MASSENA — Local officials are waiting to see what impact, if any, the sale of Arconic to Apollo Funds will have on the Massena operation.
Arconic officials announced Thursday that they had “entered into a definitive agreement to be acquired by funds managed by affiliates of Apollo Global Management, Inc.”
“Change always makes people nervous and uncomfortable. A change like this is no exception. It is my hope that with the power deal that was reached with NYPA, any business here in the Massena area would have a strong advantage in its production with the low cost of energy,” Mayor Gregory M. Paquin said.
United Steelworkers members approved a four-year contract with Arconic in June 2022. The deal runs through May 15, 2026. The agreement included, among other benefits, a 7% wage increase for all job grades in May 2022, and 4.5% wage increases in May 2023, May 2024 and May 2025.
“We have been assured that the contract will remain in place.
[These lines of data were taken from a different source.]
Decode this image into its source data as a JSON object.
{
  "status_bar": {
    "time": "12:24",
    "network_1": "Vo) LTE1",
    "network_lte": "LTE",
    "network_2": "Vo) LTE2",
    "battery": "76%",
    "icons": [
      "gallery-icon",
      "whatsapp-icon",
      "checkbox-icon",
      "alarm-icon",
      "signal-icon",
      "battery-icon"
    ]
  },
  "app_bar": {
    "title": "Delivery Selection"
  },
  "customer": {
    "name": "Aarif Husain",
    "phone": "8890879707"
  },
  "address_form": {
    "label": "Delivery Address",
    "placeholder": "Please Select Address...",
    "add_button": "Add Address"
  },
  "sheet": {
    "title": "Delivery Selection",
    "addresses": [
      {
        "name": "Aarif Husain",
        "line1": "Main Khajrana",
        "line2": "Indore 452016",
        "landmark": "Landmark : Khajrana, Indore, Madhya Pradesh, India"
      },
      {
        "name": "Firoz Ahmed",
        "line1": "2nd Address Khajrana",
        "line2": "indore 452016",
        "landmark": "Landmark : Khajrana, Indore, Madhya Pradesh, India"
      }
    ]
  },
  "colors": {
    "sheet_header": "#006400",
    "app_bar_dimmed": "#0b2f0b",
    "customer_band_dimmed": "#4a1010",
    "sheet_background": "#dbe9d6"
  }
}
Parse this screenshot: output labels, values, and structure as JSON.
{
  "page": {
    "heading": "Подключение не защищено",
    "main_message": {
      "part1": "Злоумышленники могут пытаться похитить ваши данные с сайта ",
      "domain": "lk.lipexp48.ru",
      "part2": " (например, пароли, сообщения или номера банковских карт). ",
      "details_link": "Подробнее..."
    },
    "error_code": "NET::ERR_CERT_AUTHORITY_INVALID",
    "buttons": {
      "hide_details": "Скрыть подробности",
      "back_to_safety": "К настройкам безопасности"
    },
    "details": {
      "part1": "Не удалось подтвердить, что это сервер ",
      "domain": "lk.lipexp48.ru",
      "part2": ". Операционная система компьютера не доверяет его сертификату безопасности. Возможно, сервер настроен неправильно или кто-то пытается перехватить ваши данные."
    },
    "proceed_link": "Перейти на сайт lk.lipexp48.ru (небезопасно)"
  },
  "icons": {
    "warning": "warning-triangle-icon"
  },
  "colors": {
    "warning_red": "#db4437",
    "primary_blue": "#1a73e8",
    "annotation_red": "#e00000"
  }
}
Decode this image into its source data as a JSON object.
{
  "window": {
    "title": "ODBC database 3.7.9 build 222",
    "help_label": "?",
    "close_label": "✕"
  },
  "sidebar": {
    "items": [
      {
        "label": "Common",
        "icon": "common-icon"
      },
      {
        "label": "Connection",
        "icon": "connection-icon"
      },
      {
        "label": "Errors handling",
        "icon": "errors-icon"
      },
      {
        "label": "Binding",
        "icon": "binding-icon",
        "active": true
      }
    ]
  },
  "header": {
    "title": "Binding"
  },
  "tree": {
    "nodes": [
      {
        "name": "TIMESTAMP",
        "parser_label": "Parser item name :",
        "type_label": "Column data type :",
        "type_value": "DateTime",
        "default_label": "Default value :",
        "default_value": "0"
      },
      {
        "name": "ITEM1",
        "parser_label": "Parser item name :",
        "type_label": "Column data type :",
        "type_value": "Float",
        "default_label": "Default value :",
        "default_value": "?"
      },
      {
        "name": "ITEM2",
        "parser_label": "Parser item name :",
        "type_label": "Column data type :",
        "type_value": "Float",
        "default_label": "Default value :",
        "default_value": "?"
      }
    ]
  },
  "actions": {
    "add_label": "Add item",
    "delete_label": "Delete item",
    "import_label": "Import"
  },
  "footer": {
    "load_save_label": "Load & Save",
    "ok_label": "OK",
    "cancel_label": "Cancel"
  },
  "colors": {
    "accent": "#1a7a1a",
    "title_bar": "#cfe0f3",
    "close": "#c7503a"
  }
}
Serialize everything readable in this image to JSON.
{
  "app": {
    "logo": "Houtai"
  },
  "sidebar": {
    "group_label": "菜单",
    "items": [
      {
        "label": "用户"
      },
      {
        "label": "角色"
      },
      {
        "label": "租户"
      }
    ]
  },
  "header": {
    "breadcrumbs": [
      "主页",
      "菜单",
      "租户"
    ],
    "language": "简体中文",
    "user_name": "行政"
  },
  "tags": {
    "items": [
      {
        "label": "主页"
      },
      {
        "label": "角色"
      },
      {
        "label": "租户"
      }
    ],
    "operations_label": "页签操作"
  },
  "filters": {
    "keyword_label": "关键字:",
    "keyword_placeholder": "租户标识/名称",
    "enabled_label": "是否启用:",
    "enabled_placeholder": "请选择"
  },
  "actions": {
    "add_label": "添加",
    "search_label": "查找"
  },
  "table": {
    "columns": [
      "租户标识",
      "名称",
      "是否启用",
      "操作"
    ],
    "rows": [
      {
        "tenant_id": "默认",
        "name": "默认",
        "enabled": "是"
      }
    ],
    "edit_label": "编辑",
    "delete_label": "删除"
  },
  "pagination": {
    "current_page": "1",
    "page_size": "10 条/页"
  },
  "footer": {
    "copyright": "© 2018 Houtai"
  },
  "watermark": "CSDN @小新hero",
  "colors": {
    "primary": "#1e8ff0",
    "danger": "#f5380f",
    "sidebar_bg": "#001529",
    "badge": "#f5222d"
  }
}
All of the negotiated benefits will continue, with no changes,” United Steelworkers Local 420-A President Mark A. Goodfellow said.
The all-cash transaction values the company at an enterprise value of approximately $5.2 billion. The transaction includes a minority investment from funds managed by affiliates of Irenic Capital Management.
The transaction is expected to close in the second half of 2023, subject to customary closing conditions, including approval by Arconic shareholders and receipt of regulatory approvals. After completion of the transaction, Arconic’s shares will no longer trade on the New York Stock Exchange, and Arconic will become a private company.
“This transaction represents a realization of value for Arconic shareholders at a meaningful premium and enables the Company to execute its long-term strategic vision. We are pleased to reach this agreement with Apollo,” Fritz Henderson, chairman of the Arconic Board of Directors, said in a statement. “The Board decided to approve this transaction after thorough and thoughtful review of a range of value creation opportunities for shareholders.”
Arconic officials said strategic investments are expected to include upgrades to key machine centers “to maximize the full potential of the Company’s unique production capabilities”; technology upgrades to bring the company’s plants and process controls to state-of-the-art standards; and investments in projects that will provide for a cleaner environment in the communities where the company operates.
Arconic was formed in 2016 in a split with Alcoa, creating two publicly traded companies — Alcoa Corp. and Arconic. The upstream company, which operates under the Alcoa name, consists of five business units that make up global primary products — bauxite, alumina, aluminum, casting and energy. Arconic, the value-added company, is composed of global rolled products, engineered products and solutions, and transportation and construction solutions.
With the split, Alcoa focused on upstream products, including aluminum, while Arconic focused on engineered products, including the automotive and aerospace segments.
Arconic announced in December 2019 that its Rolled Products Corp., which makes aluminum sheets and plates, had publicly filed a Registration Statement with the U.S. Securities and Exchange Commission in connection with a pending separation into two stand-alone, publicly-traded companies.
Arconic Rolled Products Corp. was renamed Arconic Corp., and focused on serving ground transportation, aerospace, construction and packaging markets.
The business currently comprising Arconic Inc.’s Engineered Products and Forgings segment remained in the existing company, but was renamed Howmet Aerospace Inc. upon separation. It focuses on structural parts for airplanes and defense, as well as forged aluminum wheels for commercial transportation.
The sale does not impact Alcoa operations in Massena. Then Gov. Andrew M. Cuomo announced in March 2019 that Alcoa would continue to have a presence in Massena until 2026 under a seven-year agreement. The previous agreement, announced in November 2015 and signed in 2016, had been set to expire on March 31, 2019.
Alcoa and the United Steelworkers are currently in negotiations on a new contract, and are set to resume talks on Monday. The current contract expires on May 15.